This delicious gluten free vegetarian pie is made with leeks, pea and Quorn chicken-style pieces in a creamy white sauce, topped with gluten-free shortcrust pastry.
Put the flour and butter in a bowl. Rub together until you have a crumb. You can do this in the food processor, if you prefer.
Add the water and cut through with a cutlery knife (or pulse in the food processor) until evenly distributed - the dough should be clumpy. If it’s too dry to gather, you can add a tiny bit more water but be very sparing.
Gather into a smooth ball, wrap and refrigerate until 15 mins before you’re ready to use.
Make the filling
Melt the butter in a large pan over a low heat.
Add the leeks and garlic and sweat for about 2 minutes until soft.
Add the vegetarian chicken-style pieces. Fry for about 5 minutes until the leeks just start colouring.
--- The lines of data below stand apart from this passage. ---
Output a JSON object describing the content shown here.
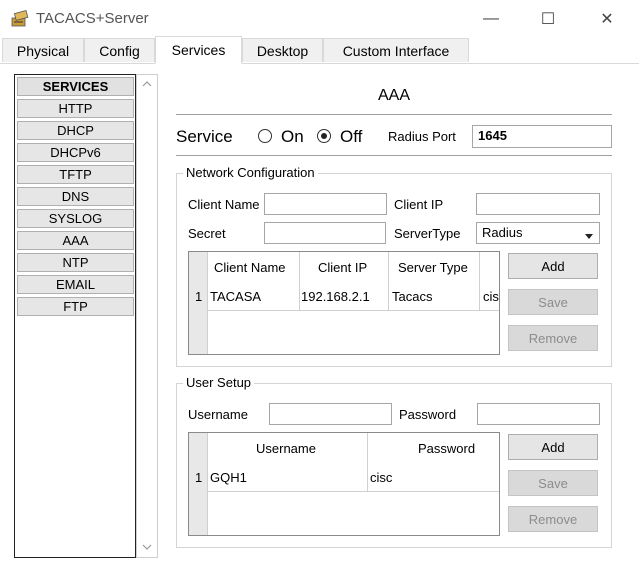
{
  "window": {
    "title": "TACACS+Server",
    "minimize": "—",
    "maximize": "☐",
    "close": "✕"
  },
  "tabs": [
    "Physical",
    "Config",
    "Services",
    "Desktop",
    "Custom Interface"
  ],
  "services": {
    "header": "SERVICES",
    "items": [
      "HTTP",
      "DHCP",
      "DHCPv6",
      "TFTP",
      "DNS",
      "SYSLOG",
      "AAA",
      "NTP",
      "EMAIL",
      "FTP"
    ]
  },
  "aaa": {
    "heading": "AAA",
    "service_label": "Service",
    "on_label": "On",
    "off_label": "Off",
    "service_state": "Off",
    "radius_port_label": "Radius Port",
    "radius_port_value": "1645"
  },
  "network": {
    "title": "Network Configuration",
    "client_name_label": "Client Name",
    "client_ip_label": "Client IP",
    "secret_label": "Secret",
    "server_type_label": "ServerType",
    "server_type_value": "Radius",
    "columns": [
      "Client Name",
      "Client IP",
      "Server Type"
    ],
    "rows": [
      {
        "index": "1",
        "client_name": "TACASA",
        "client_ip": "192.168.2.1",
        "server_type": "Tacacs",
        "key": "cis"
      }
    ],
    "add": "Add",
    "save": "Save",
    "remove": "Remove"
  },
  "users": {
    "title": "User Setup",
    "username_label": "Username",
    "password_label": "Password",
    "columns": [
      "Username",
      "Password"
    ],
    "rows": [
      {
        "index": "1",
        "username": "GQH1",
        "password": "cisc"
      }
    ],
    "add": "Add",
    "save": "Save",
    "remove": "Remove"
  }
}
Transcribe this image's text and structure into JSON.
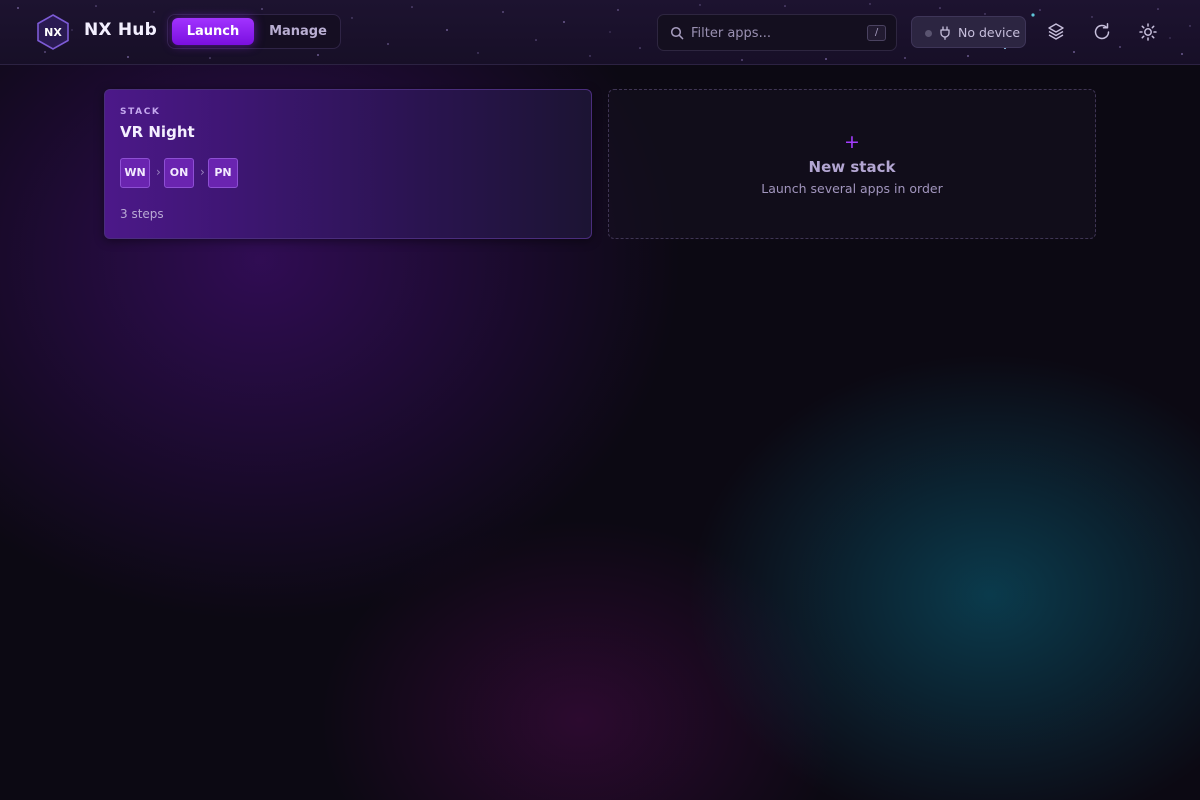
{
  "app": {
    "logo_text": "NX",
    "title": "NX Hub"
  },
  "mode_switch": {
    "active": "Launch",
    "options": [
      "Launch",
      "Manage"
    ]
  },
  "search": {
    "placeholder": "Filter apps...",
    "value": "",
    "shortcut": "/"
  },
  "device": {
    "status_label": "No device",
    "status_color": "#5a5470"
  },
  "toolbar": {
    "icons": [
      "layers-icon",
      "refresh-icon",
      "settings-icon"
    ]
  },
  "stacks": [
    {
      "kicker": "STACK",
      "title": "VR Night",
      "steps": [
        "WN",
        "ON",
        "PN"
      ],
      "step_separator": "›",
      "meta": "3 steps"
    }
  ],
  "new_stack": {
    "icon": "+",
    "title": "New stack",
    "subtitle": "Launch several apps in order"
  },
  "colors": {
    "accent": "#9b2cff",
    "card_gradient_start": "#4c1889",
    "background": "#0c0913"
  }
}
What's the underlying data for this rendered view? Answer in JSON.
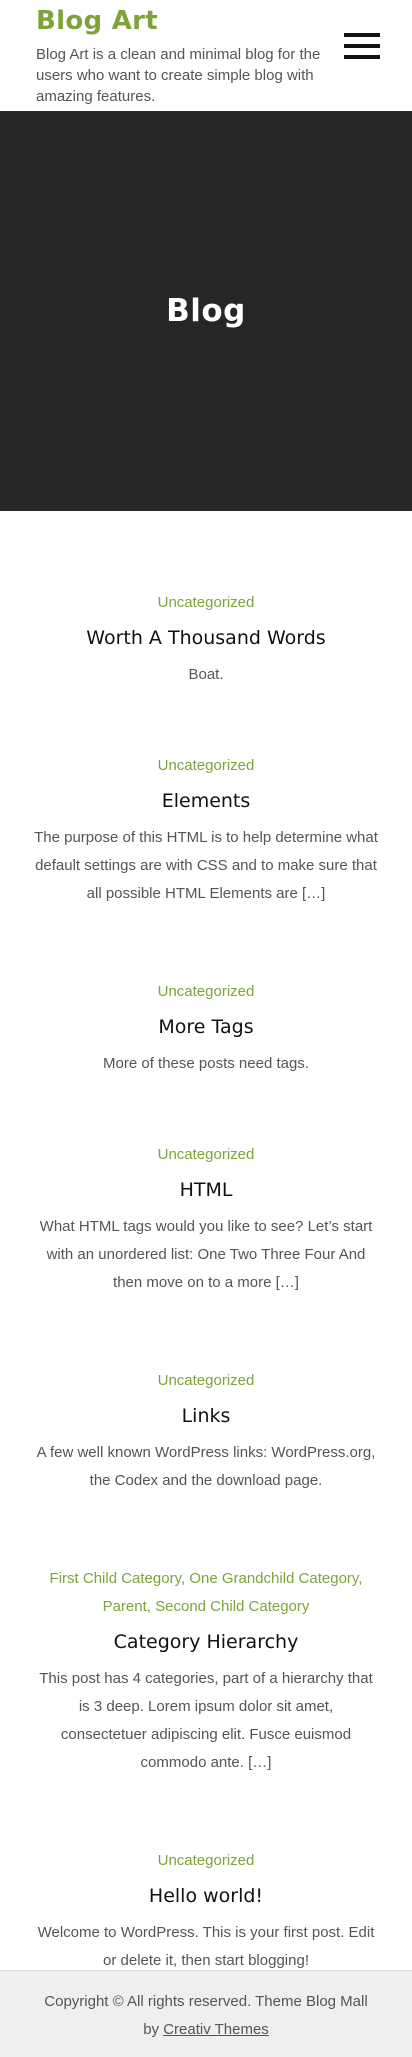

Stir in the peas, then set aside to cool.
Make the sauce
Put the whole milk, butter and flour in a pan.
Whisk over a low heat until it thickens.
Taste to make sure the flour has cooked out, season and set aside to cool.
Bring it all together
Preheat the oven to 200C (180C fan, 400F).
Spoon the cooled filling into a small greased roasting tray.
Pour the creamy sauce on top.
Roll out the pastry to a bit bigger than the top of the dish and lay it on top.
Press with a fork all the way around. The excess pastry should fall away and any left can be trimmed with a sharp knife.
Brush the top with milk to give a little shine to the finished pastry.
Cut a couple of slits in the top of the pie to let steam escape.
Put the pie in the oven and bake for 20-25 mins until golden on top.